As an example of the title issues inherent in the ejido system, I once appraised a parcel of land within the city of Acapulco, a few hundred meters north of the Boulevard de las Naciones which bounds the prestigious Zona Diamante section of town. The evening before I was to meet the landowner, I hired three Mexican real estate agents, including one appraiser, to accompany me to the property and share their opinions. While present on site, we were soon approached by several peasants from a neighboring shantytown. They politely asked what our interest in the land was and then claimed that the land belonged to them as part of an “ejido” granted to them. That introduced the possibility of a title problem. What was further perplexing was that the government had placed a sign on the property declaring it to be a “Reserva Ecologica” (ecological preserve).

The next morning the landowner/loan applicant drove me to a parking lot on the Boulevard de las Naciones and then pointed to his property across a grassy field. “Why can’t we go to it?” I asked. He reluctantly drove me to the western edge of the property, the only accessible edge, and when we disembarked, we were immediately approached by ejidatarios. Instead of talking to them, the landowner immediately summoned me back into his truck and we drove off. He called the ejidatarios “squatters who will be removed soon.”

The landowner further damaged his credibility when he presented me with an “Uso de Suelo” (a document certifying the permitted land use) for another parcel instead, a parcel described as being right on the Boulevard de las Naciones.

The need to use attorneys and title insurers

It is essential to use an honest, local attorney that has been carefully vetted.

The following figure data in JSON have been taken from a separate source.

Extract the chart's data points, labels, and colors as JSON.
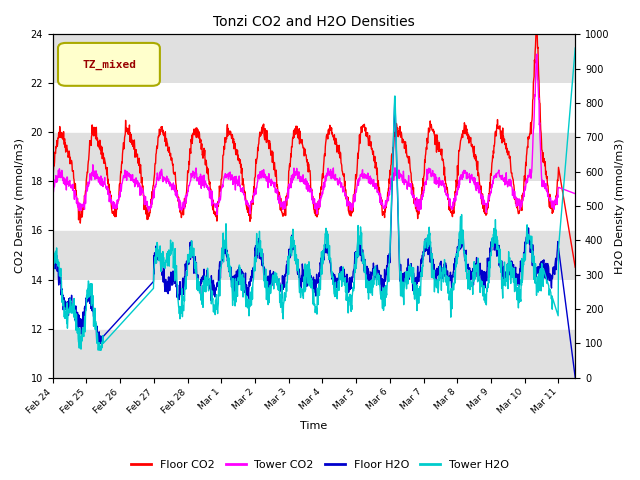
{
  "title": "Tonzi CO2 and H2O Densities",
  "xlabel": "Time",
  "ylabel_left": "CO2 Density (mmol/m3)",
  "ylabel_right": "H2O Density (mmol/m3)",
  "ylim_left": [
    10,
    24
  ],
  "ylim_right": [
    0,
    1000
  ],
  "yticks_left": [
    10,
    12,
    14,
    16,
    18,
    20,
    22,
    24
  ],
  "yticks_right": [
    0,
    100,
    200,
    300,
    400,
    500,
    600,
    700,
    800,
    900,
    1000
  ],
  "annotation_text": "TZ_mixed",
  "annotation_facecolor": "#ffffcc",
  "annotation_edgecolor": "#aaaa00",
  "annotation_textcolor": "#990000",
  "legend_entries": [
    "Floor CO2",
    "Tower CO2",
    "Floor H2O",
    "Tower H2O"
  ],
  "line_colors": [
    "#ff0000",
    "#ff00ff",
    "#0000cc",
    "#00cccc"
  ],
  "band_color": "#e0e0e0",
  "n_points": 1500,
  "seed": 42
}
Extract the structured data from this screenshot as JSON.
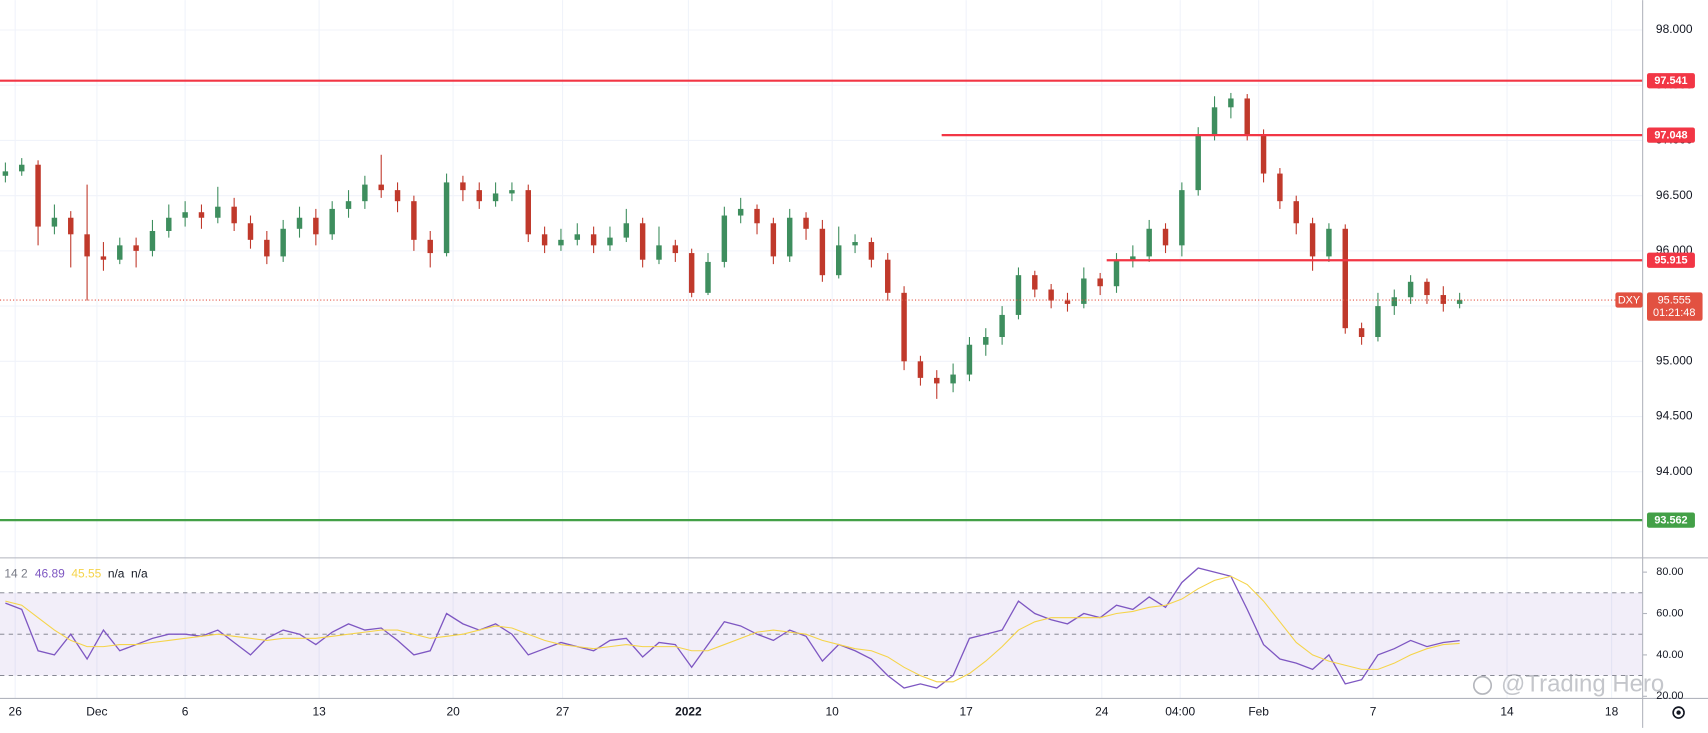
{
  "chart_data": [
    {
      "type": "candlestick",
      "symbol": "DXY",
      "up_color": "#3e8e5e",
      "down_color": "#c0392b",
      "grid": true,
      "xlim": [
        -0.33,
        100.2
      ],
      "ylim": [
        93.22,
        98.27
      ],
      "xticks": [
        {
          "value": 0.6,
          "label": "26"
        },
        {
          "value": 5.6,
          "label": "Dec"
        },
        {
          "value": 11,
          "label": "6"
        },
        {
          "value": 19.2,
          "label": "13"
        },
        {
          "value": 27.4,
          "label": "20"
        },
        {
          "value": 34.1,
          "label": "27"
        },
        {
          "value": 41.8,
          "label": "2022"
        },
        {
          "value": 50.6,
          "label": "10"
        },
        {
          "value": 58.8,
          "label": "17"
        },
        {
          "value": 67.1,
          "label": "24"
        },
        {
          "value": 71.9,
          "label": "04:00"
        },
        {
          "value": 76.7,
          "label": "Feb"
        },
        {
          "value": 83.7,
          "label": "7"
        },
        {
          "value": 91.9,
          "label": "14"
        },
        {
          "value": 98.3,
          "label": "18"
        }
      ],
      "yticks": [
        {
          "value": 94,
          "label": "94.000"
        },
        {
          "value": 94.5,
          "label": "94.500"
        },
        {
          "value": 95,
          "label": "95.000"
        },
        {
          "value": 95.5,
          "label": "95.500"
        },
        {
          "value": 96,
          "label": "96.000"
        },
        {
          "value": 96.5,
          "label": "96.500"
        },
        {
          "value": 97,
          "label": "97.000"
        },
        {
          "value": 97.5,
          "label": "97.500"
        },
        {
          "value": 98,
          "label": "98.000"
        }
      ],
      "levels": [
        {
          "value": 97.541,
          "label": "97.541",
          "color": "#f23645"
        },
        {
          "value": 97.048,
          "label": "97.048",
          "color": "#f23645",
          "start": 57.3
        },
        {
          "value": 95.915,
          "label": "95.915",
          "color": "#f23645",
          "start": 67.4
        },
        {
          "value": 93.562,
          "label": "93.562",
          "color": "#43a047"
        }
      ],
      "last": {
        "value": 95.555,
        "label": "95.555",
        "countdown": "01:21:48",
        "color": "#e25141"
      },
      "open": [
        96.68,
        96.72,
        96.78,
        96.22,
        96.3,
        96.15,
        95.95,
        95.92,
        96.05,
        96.0,
        96.18,
        96.3,
        96.35,
        96.3,
        96.4,
        96.25,
        96.1,
        95.95,
        96.2,
        96.3,
        96.15,
        96.38,
        96.45,
        96.6,
        96.55,
        96.45,
        96.1,
        95.98,
        96.62,
        96.55,
        96.45,
        96.52,
        96.55,
        96.15,
        96.05,
        96.1,
        96.15,
        96.05,
        96.12,
        96.25,
        95.92,
        96.05,
        95.98,
        95.62,
        95.9,
        96.32,
        96.38,
        96.25,
        95.95,
        96.3,
        96.2,
        95.78,
        96.05,
        96.08,
        95.92,
        95.62,
        95.0,
        94.85,
        94.8,
        94.88,
        95.15,
        95.22,
        95.42,
        95.78,
        95.65,
        95.55,
        95.52,
        95.75,
        95.68,
        95.92,
        95.95,
        96.2,
        96.05,
        96.55,
        97.05,
        97.3,
        97.38,
        97.05,
        96.7,
        96.45,
        96.25,
        95.95,
        96.2,
        95.3,
        95.22,
        95.5,
        95.58,
        95.72,
        95.6,
        95.52
      ],
      "high": [
        96.8,
        96.84,
        96.82,
        96.42,
        96.36,
        96.6,
        96.08,
        96.12,
        96.12,
        96.28,
        96.42,
        96.45,
        96.42,
        96.58,
        96.48,
        96.32,
        96.18,
        96.28,
        96.4,
        96.38,
        96.45,
        96.55,
        96.68,
        96.87,
        96.62,
        96.5,
        96.18,
        96.7,
        96.68,
        96.62,
        96.62,
        96.62,
        96.6,
        96.22,
        96.2,
        96.25,
        96.22,
        96.22,
        96.38,
        96.3,
        96.22,
        96.1,
        96.02,
        95.98,
        96.4,
        96.48,
        96.42,
        96.3,
        96.38,
        96.35,
        96.28,
        96.22,
        96.15,
        96.12,
        95.98,
        95.68,
        95.05,
        94.92,
        94.98,
        95.22,
        95.3,
        95.5,
        95.85,
        95.82,
        95.7,
        95.62,
        95.85,
        95.8,
        95.98,
        96.05,
        96.28,
        96.25,
        96.62,
        97.12,
        97.4,
        97.43,
        97.42,
        97.1,
        96.75,
        96.5,
        96.3,
        96.25,
        96.24,
        95.35,
        95.62,
        95.65,
        95.78,
        95.75,
        95.68,
        95.62
      ],
      "low": [
        96.62,
        96.68,
        96.05,
        96.15,
        95.85,
        95.55,
        95.82,
        95.88,
        95.85,
        95.95,
        96.12,
        96.22,
        96.2,
        96.25,
        96.18,
        96.02,
        95.88,
        95.9,
        96.12,
        96.05,
        96.1,
        96.3,
        96.38,
        96.48,
        96.35,
        96.0,
        95.85,
        95.95,
        96.45,
        96.38,
        96.4,
        96.45,
        96.08,
        95.98,
        96.0,
        96.05,
        95.98,
        96.0,
        96.08,
        95.85,
        95.88,
        95.9,
        95.58,
        95.6,
        95.85,
        96.25,
        96.15,
        95.88,
        95.9,
        96.1,
        95.72,
        95.75,
        95.98,
        95.85,
        95.55,
        94.92,
        94.78,
        94.66,
        94.72,
        94.82,
        95.05,
        95.15,
        95.38,
        95.58,
        95.48,
        95.45,
        95.48,
        95.6,
        95.62,
        95.85,
        95.9,
        95.98,
        95.95,
        96.5,
        97.0,
        97.2,
        97.0,
        96.62,
        96.38,
        96.15,
        95.82,
        95.9,
        95.25,
        95.15,
        95.18,
        95.42,
        95.52,
        95.52,
        95.45,
        95.48
      ],
      "close": [
        96.72,
        96.78,
        96.22,
        96.3,
        96.15,
        95.95,
        95.92,
        96.05,
        96.0,
        96.18,
        96.3,
        96.35,
        96.3,
        96.4,
        96.25,
        96.1,
        95.95,
        96.2,
        96.3,
        96.15,
        96.38,
        96.45,
        96.6,
        96.55,
        96.45,
        96.1,
        95.98,
        96.62,
        96.55,
        96.45,
        96.52,
        96.55,
        96.15,
        96.05,
        96.1,
        96.15,
        96.05,
        96.12,
        96.25,
        95.92,
        96.05,
        95.98,
        95.62,
        95.9,
        96.32,
        96.38,
        96.25,
        95.95,
        96.3,
        96.2,
        95.78,
        96.05,
        96.08,
        95.92,
        95.62,
        95.0,
        94.85,
        94.8,
        94.88,
        95.15,
        95.22,
        95.42,
        95.78,
        95.65,
        95.55,
        95.52,
        95.75,
        95.68,
        95.92,
        95.95,
        96.2,
        96.05,
        96.55,
        97.05,
        97.3,
        97.38,
        97.05,
        96.7,
        96.45,
        96.25,
        95.95,
        96.2,
        95.3,
        95.22,
        95.5,
        95.58,
        95.72,
        95.6,
        95.52,
        95.555
      ]
    },
    {
      "type": "line",
      "header": {
        "params": "14 2",
        "values": [
          "46.89",
          "45.55",
          "n/a",
          "n/a"
        ]
      },
      "ylim": [
        19.5,
        85.3
      ],
      "yticks": [
        {
          "value": 20,
          "label": "20.00"
        },
        {
          "value": 40,
          "label": "40.00"
        },
        {
          "value": 60,
          "label": "60.00"
        },
        {
          "value": 80,
          "label": "80.00"
        }
      ],
      "levels": [
        70,
        50,
        30
      ],
      "band": [
        70,
        30
      ],
      "band_color": "#7e57c2",
      "series": [
        {
          "color": "#7e57c2",
          "values": [
            65,
            62,
            42,
            40,
            50,
            38,
            52,
            42,
            45,
            48,
            50,
            50,
            49,
            52,
            46,
            40,
            48,
            52,
            50,
            45,
            51,
            55,
            52,
            53,
            47,
            40,
            42,
            60,
            55,
            52,
            55,
            50,
            40,
            43,
            46,
            44,
            42,
            47,
            48,
            39,
            46,
            45,
            34,
            45,
            56,
            54,
            50,
            47,
            52,
            49,
            37,
            45,
            42,
            38,
            30,
            24,
            26,
            24,
            30,
            48,
            50,
            52,
            66,
            60,
            57,
            55,
            60,
            58,
            64,
            62,
            68,
            63,
            75,
            82,
            80,
            78,
            62,
            45,
            38,
            36,
            33,
            40,
            26,
            28,
            40,
            43,
            47,
            44,
            46,
            46.89
          ]
        },
        {
          "color": "#f5d44a",
          "values": [
            66,
            64,
            58,
            52,
            47,
            44,
            44,
            45,
            45,
            46,
            47,
            48,
            49,
            50,
            49,
            48,
            47,
            48,
            48,
            48,
            49,
            50,
            51,
            52,
            52,
            50,
            48,
            49,
            50,
            52,
            54,
            53,
            50,
            47,
            45,
            44,
            43,
            44,
            45,
            44,
            44,
            44,
            42,
            42,
            45,
            48,
            51,
            52,
            51,
            50,
            47,
            45,
            43,
            42,
            39,
            34,
            30,
            27,
            27,
            31,
            37,
            44,
            52,
            56,
            58,
            58,
            58,
            58,
            60,
            61,
            63,
            64,
            67,
            72,
            76,
            78,
            74,
            66,
            56,
            46,
            40,
            37,
            35,
            33,
            33,
            36,
            40,
            43,
            45,
            45.55
          ]
        }
      ]
    }
  ],
  "watermark": "@Trading Hero"
}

Several years ago, for instance, a Venezuelan friend of mine sold his business in Houston in order to retire in Costa Rica. He selected a house/restaurant on a cliff and was guided through his purchase by a local Costa Rican attorney. Unfortunately, he did not buy title insurance and the attorney he hired was in league with the swindler who claimed to own the property. My friend lost his life savings and ended up having to sleep on other people’s couches.

Two American title companies, Stewart Title and First American, now offer title insurance in Latin America. Be sure to specifically ask for coverage against squatters, too, or you may face years of litigation in a foreign land.